Architecture
This page describes how the BB Channel SDK works under the hood.
Split Bundle Design
The channel JS is split into three bundles, loaded in sequence:
channel-native.js (~1KB, loader)
→ native-bridge.js (~15KB, WebView ↔ RN communication)
→ channel.js (~600KB, full web channel app)
channel-native.js is the entry point injected into the WebView. It detects the native environment, sets up window.__bbNativeMode, and loads the other two bundles.
native-bridge.js implements the communication layer between WebView JavaScript and React Native. It serializes events as JSON messages and dispatches commands received from the native side.
channel.js is the full web channel application (React, routing, components, API layer). It is the same codebase used for web embeds, with native-mode guards that adapt behavior when running inside a WebView.
Why Split?
- Independent versioning. The bridge can be updated without rebuilding the channel, and vice versa.
- Caching. The large channel bundle is cached separately. Bridge-only fixes don't invalidate it.
- Loader flexibility. The loader can point to different channel/bridge versions or load bundled JS from the app binary instead of CDN.
WebView Bridge
Communication between the WebView and React Native uses two mechanisms:
WebView → React Native (Events)
The bridge calls window.ReactNativeWebView.postMessage(JSON.stringify(event)) for every event (media play, navigation, errors, etc.). The native BBChannel component receives these in the WebView's onMessage handler, deserializes them, and fires the corresponding callback props.

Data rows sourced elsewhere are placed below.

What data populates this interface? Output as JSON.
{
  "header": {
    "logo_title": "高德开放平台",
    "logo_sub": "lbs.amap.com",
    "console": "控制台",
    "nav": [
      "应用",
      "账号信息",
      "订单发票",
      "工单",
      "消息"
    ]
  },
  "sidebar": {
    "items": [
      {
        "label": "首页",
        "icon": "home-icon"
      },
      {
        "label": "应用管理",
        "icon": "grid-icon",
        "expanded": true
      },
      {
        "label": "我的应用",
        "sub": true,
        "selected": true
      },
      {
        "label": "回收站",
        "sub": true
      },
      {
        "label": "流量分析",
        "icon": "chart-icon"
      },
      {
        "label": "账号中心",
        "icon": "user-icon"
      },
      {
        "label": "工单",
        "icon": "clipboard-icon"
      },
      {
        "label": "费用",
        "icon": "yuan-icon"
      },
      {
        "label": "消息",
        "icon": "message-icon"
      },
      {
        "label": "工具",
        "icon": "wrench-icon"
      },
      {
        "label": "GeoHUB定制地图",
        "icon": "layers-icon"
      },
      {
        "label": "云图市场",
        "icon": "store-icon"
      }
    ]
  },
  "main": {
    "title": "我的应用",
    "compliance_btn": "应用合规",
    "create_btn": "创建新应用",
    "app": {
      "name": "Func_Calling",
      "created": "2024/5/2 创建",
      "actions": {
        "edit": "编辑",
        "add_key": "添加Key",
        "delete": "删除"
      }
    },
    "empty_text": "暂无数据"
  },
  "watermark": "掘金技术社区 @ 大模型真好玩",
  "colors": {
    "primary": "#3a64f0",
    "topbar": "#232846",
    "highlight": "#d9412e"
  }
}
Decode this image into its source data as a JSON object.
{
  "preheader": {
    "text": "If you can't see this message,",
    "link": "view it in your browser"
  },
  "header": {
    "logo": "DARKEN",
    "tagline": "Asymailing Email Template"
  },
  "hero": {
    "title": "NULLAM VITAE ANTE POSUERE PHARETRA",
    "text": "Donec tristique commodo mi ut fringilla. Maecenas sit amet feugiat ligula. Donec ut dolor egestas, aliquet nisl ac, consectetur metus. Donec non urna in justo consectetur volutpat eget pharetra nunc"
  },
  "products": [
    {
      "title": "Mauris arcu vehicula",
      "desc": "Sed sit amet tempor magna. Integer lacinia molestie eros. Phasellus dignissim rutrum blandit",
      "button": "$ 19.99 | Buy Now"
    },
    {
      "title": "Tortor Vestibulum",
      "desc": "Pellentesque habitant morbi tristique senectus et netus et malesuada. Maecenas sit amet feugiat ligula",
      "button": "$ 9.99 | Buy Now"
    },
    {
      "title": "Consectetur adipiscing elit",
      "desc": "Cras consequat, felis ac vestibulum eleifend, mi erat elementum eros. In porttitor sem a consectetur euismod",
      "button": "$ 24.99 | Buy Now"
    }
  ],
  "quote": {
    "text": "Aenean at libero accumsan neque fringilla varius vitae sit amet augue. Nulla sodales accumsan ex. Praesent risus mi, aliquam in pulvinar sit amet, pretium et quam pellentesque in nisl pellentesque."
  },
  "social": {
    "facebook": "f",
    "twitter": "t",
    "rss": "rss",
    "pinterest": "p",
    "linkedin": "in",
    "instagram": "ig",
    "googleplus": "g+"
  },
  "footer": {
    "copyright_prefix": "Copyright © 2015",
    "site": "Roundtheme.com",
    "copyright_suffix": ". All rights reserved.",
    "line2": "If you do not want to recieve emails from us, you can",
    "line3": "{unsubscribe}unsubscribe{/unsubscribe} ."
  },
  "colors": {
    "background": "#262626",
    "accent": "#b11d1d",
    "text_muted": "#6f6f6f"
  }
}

React Native → WebView (Commands)
The native side injects JavaScript via the WebView ref's injectJavaScript(). Commands are dispatched to handler functions registered on window.__bbChannel* globals:
window.__bbChannelNavigateTo(state)— navigate to a pagewindow.__bbChannelGoBack()— go back in the navigation stackwindow.__bbChannelSearch(query)— trigger searchwindow.__bbChannelGetPlayers()— list active players
Navigation: Custom History Stack
The channel uses a custom navigation history stack instead of the browser's history.pushState/history.back(). This is necessary because WebView history.back() is broken when loading inline HTML — it navigates back to about:blank instead of the previous channel page. This is a known limitation documented in react-native-webview issues #3229 and #2608.
The custom stack:
- Pushes entries on every navigation (detail page, overview, search).
- Pops on
goBack(), restoring the previous page state. - Fires
onCanGoBackChange(boolean)so the app can enable/disable back buttons. - Integrates with Android's hardware back button and iOS swipe-back gesture via the
BBChannelcomponent's built-in handler.
CDN Deployment
Built bundles are deployed to the Blue Billywig CDN:
https://cdn-{env}.bluebillywig.com/apps/channel/{version}/
├── channel-native.js
├── native-bridge.js
└── channel.js
Environments: dev, test, acc, prod. The SDK defaults to the latest version on the production CDN but can be overridden via the bundleUrl prop.
When the SDK is built with bundled JS (via bundle-channel.js script), the bundles are embedded in the app binary and loaded from disk instead of CDN — no network required for the initial load.
Native Mode Detection
The channel detects native mode by checking for window.__bbNativeMode (set by the loader). When active:
- CSS adapts. Removes overflow scrolling on the root element, adjusts safe area padding, hides browser-only UI.
- Player strategy changes. Instead of creating an iframe-based web player, the channel posts a
mediaPlayevent so the native side can create a native player (AVPlayer/ExoPlayer via@bluebillywig/react-native-bb-player). - Navigation uses the custom stack instead of hash-based routing.
- Touch handling defers to React Native gesture system for swipe-back navigation.
Zero Web Impact
All native-specific code is gated behind bridge/nativeMode checks:
if (window.__bbNativeMode) {
// native-only behavior
}
The web build of channel.js is completely unchanged. The __bbNativeMode flag is never set outside the WebView context, so none of the native code paths execute on web. Native-only source files live under src/native/ and are never imported by web entry points.